Вспоминая путь Качалова и стараясь определить существо его творчества, нетрудно увидеть, что оно заключается в утверждении героического начала в человеке. И потому удивительно ли, что Качалов, которому легко и удобно было играть милых и чистых людей, который входил в такие образы без каких-либо затруднений, неизбежно вырывался из их круга и шел гораздо более трудным путем, приводившим его к вершинам вдохновения. Отдыхая на "легких" для себя образах, заражая зрителя их несравненной теплотой, юмором и жизненной достоверностью, Качалов почти в каждом сезоне выступал в ролях другого плана. Достаточно перечислить создания одного и того же сезона: Чацкий и Бранд (1906/07 г.), Анатэма и Глумов (1909/10 г.), Иван Карамазов и Пер Баст (1910/11 г.), Каренин, Гамлет и Горский (1911/12 г.). Как будто Качалов, отдохнув немного на "легких" образах, во что бы то ни стало двигался к образам, которые должны были решить самые существенные жизненные вопросы,– к образам, выдвигавшим перед ним все более крупные творческие, общественные задачи. И тогда, вслед за "легким", "лирическим" восприятием жизни, вставали образы бунтующей мысли и твердой воли.
Они-то и выражали сильнее всего волю Качалова к жизни и труду. Зритель верил в Качалова и верил Качалову. Иван Карамазов, Ставрогин, Анатэма оказались пройденными и давно преодоленными этапами. Качалов стал лучшим из лучших представителей советского искусства. Широко и вольно зазвучало его творчество. Окрашенное глубоким оптимизмом, полное философских размышлений, оно отвечало живейшим запросам современности и было направлено в будущее.

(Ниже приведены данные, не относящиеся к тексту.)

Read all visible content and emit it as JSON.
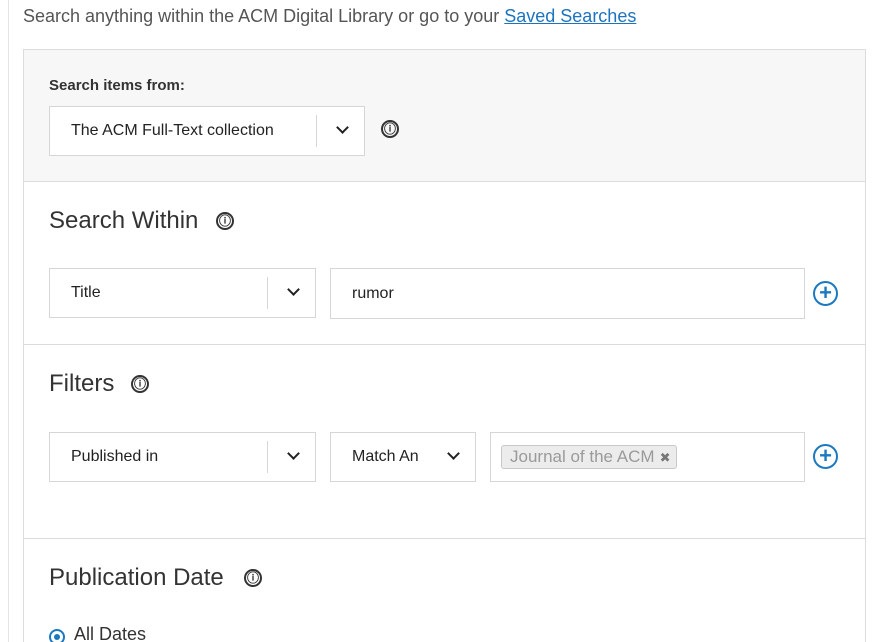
{
  "intro": {
    "text": "Search anything within the ACM Digital Library or go to your ",
    "link": "Saved Searches"
  },
  "search_from": {
    "label": "Search items from:",
    "selected": "The ACM Full-Text collection",
    "info_icon": "info-circle-icon"
  },
  "search_within": {
    "heading": "Search Within",
    "field": "Title",
    "term": "rumor",
    "add_icon": "plus-circle-icon"
  },
  "filters": {
    "heading": "Filters",
    "field": "Published in",
    "match": "Match An",
    "tag": "Journal of the ACM",
    "tag_remove": "✖",
    "add_icon": "plus-circle-icon"
  },
  "publication_date": {
    "heading": "Publication Date",
    "option": "All Dates"
  },
  "icons": {
    "info": "ⓘ",
    "plus": "+"
  },
  "colors": {
    "accent": "#1c79c0",
    "link": "#1e73be",
    "section_bg": "#f7f7f7"
  }
}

Качалов любил читать разговор Маяковского с солнцем:
Светить всегда,
светить везде,
до дней последних донца,
светить –
и никаких гвоздей!
Вот лозунг мой –
и солнца!
Эти слова он читал по праву. Это был его, _к_а_ч_а_л_о_в_с_к_и_й, лозунг. Он действительно светил светом своего солнечного таланта до последних минут своей напоенной трудом и вдохновением жизни, отданной горячо им любимой советской Родине.
H. Д. Волков
Образы Чехова и Горького в творчестве В. И. Качалова
Сценическая история пьес Чехова и Горького немыслима без чеховских и горьковских образов, воплощенных Качаловым. Идейное и художественное воздействие Чехова и Горького на творчество Качалова было могучим и плодотворным. В начале века первые чеховские и горьковские роли Качалова помогли ему стать выразителем чувств, дум и чаяний прогрессивной русской интеллигенции. В наши дни новые создания Качалова в репертуаре Горького и Чехова явились значительными вехами на творческом пути великого артиста советской эпохи, художника социалистического мировоззрения.
Только в чеховской и горьковской атмосфере Художественного театра, чутко прислушиваясь к режиссерским указаниям Станиславского и Немировича-Данченко, Качалов мог стать тем неповторимо прекрасным актером, которого любила и чтила вся страна.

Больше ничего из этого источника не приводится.